The study's key findings show a dramatic increase in Arctic Ocean EKE in a four-degree-warmer world by the end of the 21st century. The mean EKE in the upper 200 m tripled, with a significant trend of (1.39 ± 0.07) × 10³ m²/s² per decade in the eddy-rich simulations. This increase is more pronounced in the upper 100 m than in the 100–200 m layer, and is larger in the surface mixed layer than above the halocline base. The normalized surface EKE increased to approximately 15 times the standard deviation of historical surface EKE in both simulations. The regions with high EKE in the current climate experienced the most significant increases, indicating enhanced eddy generation. The increase in EKE is primarily attributed to enhanced baroclinic instability, leading to increased Tbc. Despite sea ice decline, eddy killing was found to strengthen during the ice-covered months (February-May) due to intensified eddy activity, but weakens from August to November because of the near absence of sea ice. The annual average eddy killing increased where EKE became higher, indicating that increased eddy generation overshadows changes in wind speeds as the driving factor behind eddy killing. A regime shift in Arctic Ocean eddies is projected; under the warming scenario, the ratio of surface eddy power to Tbc decreases, suggesting a transition toward a midlatitude-like regime where wind, rather than sea ice, dominates eddy killing. Seasonal sea ice coverage remains a dominant factor influencing surface eddy activity, suppressing surface eddies during ice-covered periods, despite enhanced eddy activity at depth.

The findings demonstrate a substantial and transformative increase in Arctic Ocean eddy activity under a warming climate, surpassing that projected for other eddy-rich regions. The increase in eddy generation due to enhanced baroclinic instability, driven by freshwater accumulation and reduced sea ice, is the primary driver of this surge. The persistence of eddy killing, particularly during ice-covered periods, suggests the continued influence of sea ice friction on surface eddy activity. The projected intensification of eddy transports of heat, carbon, and nutrients, combined with altered air-sea gas exchange, highlights the potential for significant impacts on the Arctic climate and marine ecosystems. This underscores the need for improved representation of Arctic eddy activity in climate models.

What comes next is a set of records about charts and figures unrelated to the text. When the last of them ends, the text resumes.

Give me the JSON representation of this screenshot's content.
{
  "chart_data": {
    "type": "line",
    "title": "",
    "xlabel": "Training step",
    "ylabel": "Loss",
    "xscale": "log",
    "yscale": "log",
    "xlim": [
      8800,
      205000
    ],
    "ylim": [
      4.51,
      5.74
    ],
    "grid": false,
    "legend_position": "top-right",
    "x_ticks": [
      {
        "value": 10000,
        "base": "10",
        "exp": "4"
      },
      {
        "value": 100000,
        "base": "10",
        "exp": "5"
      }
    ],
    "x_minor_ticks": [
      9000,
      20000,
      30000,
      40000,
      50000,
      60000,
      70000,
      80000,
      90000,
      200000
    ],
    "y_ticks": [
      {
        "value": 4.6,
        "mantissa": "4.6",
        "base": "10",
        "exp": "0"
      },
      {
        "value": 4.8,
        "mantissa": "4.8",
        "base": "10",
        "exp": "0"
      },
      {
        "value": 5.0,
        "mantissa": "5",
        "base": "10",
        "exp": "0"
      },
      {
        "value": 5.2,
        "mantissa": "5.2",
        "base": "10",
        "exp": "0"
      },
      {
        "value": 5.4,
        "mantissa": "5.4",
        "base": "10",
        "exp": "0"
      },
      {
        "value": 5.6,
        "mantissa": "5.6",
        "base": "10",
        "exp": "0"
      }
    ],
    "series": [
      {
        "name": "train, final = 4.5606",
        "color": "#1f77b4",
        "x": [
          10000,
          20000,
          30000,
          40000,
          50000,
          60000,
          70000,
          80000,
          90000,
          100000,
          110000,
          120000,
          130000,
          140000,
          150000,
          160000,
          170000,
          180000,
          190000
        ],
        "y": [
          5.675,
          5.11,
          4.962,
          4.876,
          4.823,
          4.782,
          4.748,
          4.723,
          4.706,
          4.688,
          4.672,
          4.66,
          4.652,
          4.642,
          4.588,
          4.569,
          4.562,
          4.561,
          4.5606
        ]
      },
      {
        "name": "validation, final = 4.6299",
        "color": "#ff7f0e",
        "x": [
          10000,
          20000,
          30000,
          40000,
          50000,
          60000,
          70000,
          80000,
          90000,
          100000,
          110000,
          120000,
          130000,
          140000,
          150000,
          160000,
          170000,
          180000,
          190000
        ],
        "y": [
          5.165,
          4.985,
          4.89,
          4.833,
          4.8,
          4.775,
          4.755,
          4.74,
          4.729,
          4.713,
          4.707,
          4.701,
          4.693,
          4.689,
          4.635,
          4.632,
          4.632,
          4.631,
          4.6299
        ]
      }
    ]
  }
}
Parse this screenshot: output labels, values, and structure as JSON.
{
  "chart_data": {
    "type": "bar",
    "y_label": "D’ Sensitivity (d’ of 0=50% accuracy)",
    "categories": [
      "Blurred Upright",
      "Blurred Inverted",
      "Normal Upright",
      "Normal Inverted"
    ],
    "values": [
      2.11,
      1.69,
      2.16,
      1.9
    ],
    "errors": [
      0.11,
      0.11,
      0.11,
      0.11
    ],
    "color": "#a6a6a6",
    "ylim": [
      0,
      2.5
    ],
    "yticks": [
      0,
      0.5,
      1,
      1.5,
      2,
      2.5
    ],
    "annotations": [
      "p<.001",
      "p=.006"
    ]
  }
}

This study projects a tripling of upper Arctic Ocean eddy kinetic energy in a four-degree-warmer world, driven by increased baroclinic instability. While eddy killing remains significant, particularly during sea ice-covered months, enhanced eddy generation outweighs its effect. Accurate representation of Arctic eddies in climate models is critical for understanding the impact of this transformative change on the Arctic climate and ecosystem. Future research should focus on reducing model uncertainties by improving the representation of ice-ocean drag coefficients and incorporating atmosphere-ocean dynamic coupling.

The study's simulations used constant ice-ocean drag coefficients and lacked atmosphere-ocean dynamic coupling, potentially underestimating future increases in eddy activity. The relatively short length of the high-resolution simulations may also introduce uncertainties. These limitations should be addressed in future research.